Since Roe v. Wade, there have been two widely accepted terms for the aforementioned group: pro-choice and, before that, pro-abortion.
According to The Atlantic, the term "pro-choice" didn’t enter our lexicon until a reference in a 1975 Wall Street Journal article. Prior to this, most Americans were inured to describing abortion rights advocates as "pro-abortion."
You won't hear that label very often today. As Lily Rothman writes in The Atlantic, the phrase "pro-abortion" is taboo. It's blunt, confrontational and almost free of ambiguity.
Today, however, Planned Parenthood wants to place ambiguity back into the abortion discussion. It feels prenatal life rights aren't a black and white issue, and it wants to change the way Americans think about a woman's choice.
According to a recent research binge by the organization, reported on by Buzzfeed, women are sick of labels, which more often than not fail to take into account an individual's circumstances and background. Take, for example, the recent Gallup poll that found 35 percent of voters who identified as pro-life also believed Roe v.

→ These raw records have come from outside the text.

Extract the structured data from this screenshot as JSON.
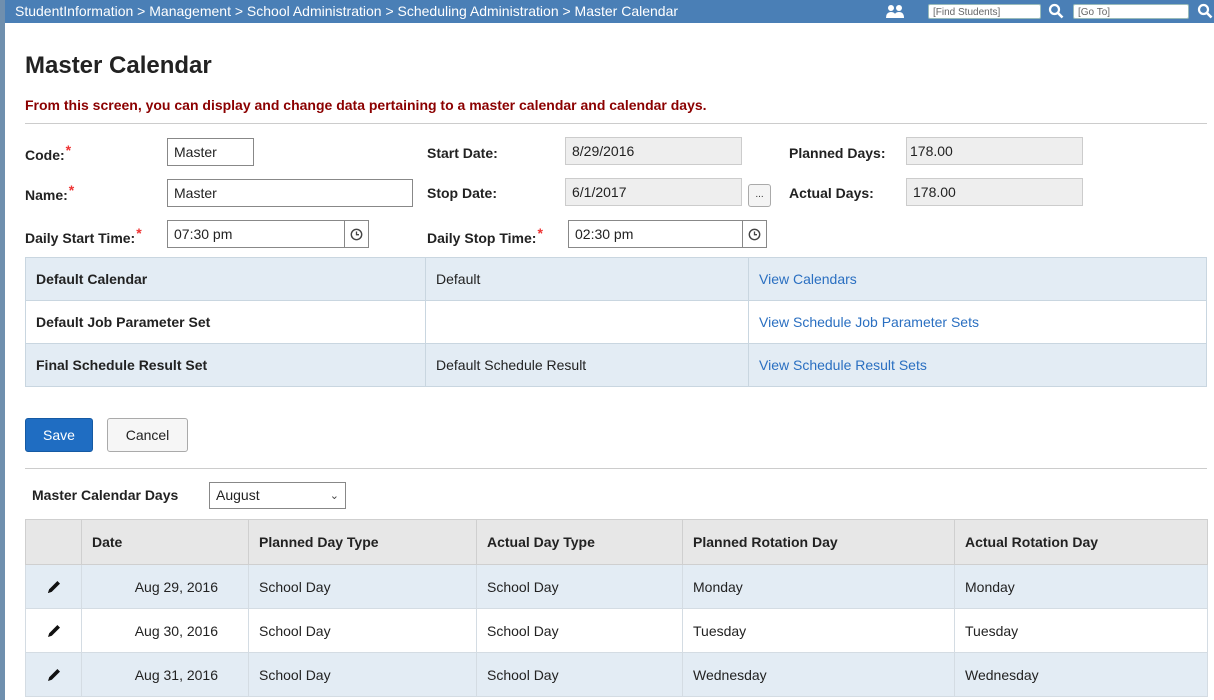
{
  "topbar": {
    "breadcrumb": "StudentInformation > Management > School Administration > Scheduling Administration > Master Calendar",
    "find_students_placeholder": "[Find Students]",
    "go_to_placeholder": "[Go To]"
  },
  "page": {
    "title": "Master Calendar",
    "description": "From this screen, you can display and change data pertaining to a master calendar and calendar days."
  },
  "form": {
    "code_label": "Code:",
    "code_value": "Master",
    "name_label": "Name:",
    "name_value": "Master",
    "start_time_label": "Daily Start Time:",
    "start_time_value": "07:30 pm",
    "start_date_label": "Start Date:",
    "start_date_value": "8/29/2016",
    "stop_date_label": "Stop Date:",
    "stop_date_value": "6/1/2017",
    "stop_time_label": "Daily Stop Time:",
    "stop_time_value": "02:30 pm",
    "planned_days_label": "Planned Days:",
    "planned_days_value": "178.00",
    "actual_days_label": "Actual Days:",
    "actual_days_value": "178.00",
    "ellipsis_label": "..."
  },
  "info": [
    {
      "key": "Default Calendar",
      "value": "Default",
      "link": "View Calendars"
    },
    {
      "key": "Default Job Parameter Set",
      "value": "",
      "link": "View Schedule Job Parameter Sets"
    },
    {
      "key": "Final Schedule Result Set",
      "value": "Default Schedule Result",
      "link": "View Schedule Result Sets"
    }
  ],
  "buttons": {
    "save": "Save",
    "cancel": "Cancel"
  },
  "days": {
    "label": "Master Calendar Days",
    "month": "August",
    "columns": [
      "Date",
      "Planned Day Type",
      "Actual Day Type",
      "Planned Rotation Day",
      "Actual Rotation Day"
    ],
    "rows": [
      [
        "Aug 29, 2016",
        "School Day",
        "School Day",
        "Monday",
        "Monday"
      ],
      [
        "Aug 30, 2016",
        "School Day",
        "School Day",
        "Tuesday",
        "Tuesday"
      ],
      [
        "Aug 31, 2016",
        "School Day",
        "School Day",
        "Wednesday",
        "Wednesday"
      ]
    ]
  },
  "colors": {
    "topbar": "#4a7fb6",
    "accent": "#1f6dc2",
    "description": "#8b0000",
    "link": "#2a6fc1"
  },
  "icons": [
    "users-icon",
    "search-icon",
    "clock-icon",
    "pencil-icon",
    "chevron-down-icon"
  ]
}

Wade should not be overturned, while 7 percent of pro-choice respondents thought it should be.
That information, along with a Planned Parenthood survey that found 40 percent of participants felt their personal view of abortion "depends on the situation," has the organization's leaders abolishing identifiers and embracing the chasms in the abortion discussion.
"It's a complicated topic and one in which labels don't reflect the complexity," Planned Parenthood President Cecile Richards said at a press briefing earlier this month.
Planned Parenthood Executive Vice President Dawn Laguens in particular derided the word "choice," which she feels puts a harness on a woman's right to choose what she wants for herself in a given point in time, under a given situation. Now that women have more rights and freedoms, "'choice' as word sounds frivolous," she said.
Perhaps a survey respondent best described the reasoning behind Planned Parenthood's decision to ditch labels when she remarked, "I'm pro-whatever-the-situation is. There should be three: pro-life, pro-choice and something in the middle that helps people understand circumstances ... It's not just back or white, there's grey."